The man—gypsy or Kenelm, whoever he was—arose, but did not leave the spot. “Thing to do, I think, come along to Bradhurst Hall with me till you can get this business straightened out,” Lord Dougall suggested. “Can’t very well stay here at the present time. Have to be an investigation. Daresay it won’t take long. Where have you been, eh?”
“In India, working for the East India Company.”
“That so? Thought you was looking very brown. Liked it, did you?”
“Very much.”
“Good. Good. Well, shall we be pushing off? Party is a bit of a shambles. Pity. Very nice little do Lady Raiker put on.”
“I should like to see my brother before I go,” the man answered. “Where is he, does anyone know?”
“Charles is outside in the rose garden,” Marnie told him. The man nodded and walked out the door.
“Follow him! See if he knows where to go!” Dougall said, with a positively delighted expression on his face.
“What a good idea!” Marnie said, and jumped up, with Rorie and Dougall trailing after her.
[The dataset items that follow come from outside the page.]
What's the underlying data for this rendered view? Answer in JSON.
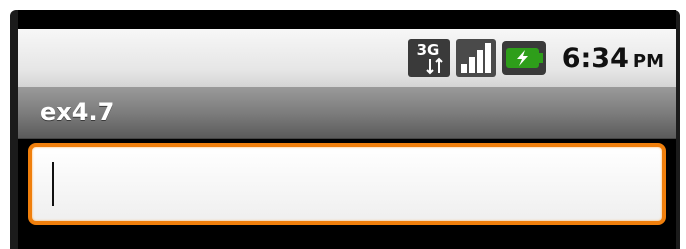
{
  "status_bar": {
    "network": "3G",
    "icons": [
      "network-3g-icon",
      "signal-strength-icon",
      "battery-charging-icon"
    ],
    "time": "6:34",
    "am_pm": "PM"
  },
  "title_bar": {
    "title": "ex4.7"
  },
  "edit_field": {
    "value": "",
    "has_focus": true
  },
  "colors": {
    "focus_border": "#f07f0c",
    "title_bar": "#7a7a7a",
    "battery": "#2e9e1a"
  }
}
Without a second’s hesitation the man went to the morning parlour.
“Thought so,” Dougall said, sniffing in satisfaction. “Picture of his Papa, bar the brown skin. Wonder why Lady Raiker claims not to know him. You must recognize him, my dear?” he asked Marnie.
“He is like Kenelm, but different too.”
“He would have changed—eleven years. But you see Bernard in him, don’t you?”
“Something of Bernard, yes.”
“No doubt in my mind. Very little doubt. Well, he’s a young fellow who knows what he’s about, and will get it straightened away, I daresay. Missie will be happy I got him to come to us.” He walked back to the Blue Saloon, gathered up his wife and daughter and took them to make their adieux to the hostess.
“That sly Alice has got her father to do this!” Marnie said to her sister. “She is up to anything. It will be a match, see if it isn’t.”
“Dougall will make very sure the young man is who he says he is before allowing it.”
“He seems to be convinced already. But I’m not.”
“How can you doubt it, when he knew all about the visit to you and Bernard in London?” Rorie asked.
“Oh he is very clever; that much is clear. If he isn’t Kennie, he certainly knows him, has talked to him at length. He knows the layout of the house and all the neighbours.”
“Who else could it possibly be then?”
“Horace Rutley, that’s who.”
“Who is—” Rorie’s question was interrupted by the return into the hall of the man who called himself Kenelm.
“Cute little fellow, Charlie,” he said, “but why the deuce does Clare outfit him like a Bartholomew baby, a gaudy doll in blue velvet? And he isn’t jumping his pony yet either. Papa wouldn’t approve of that, and neither do I.”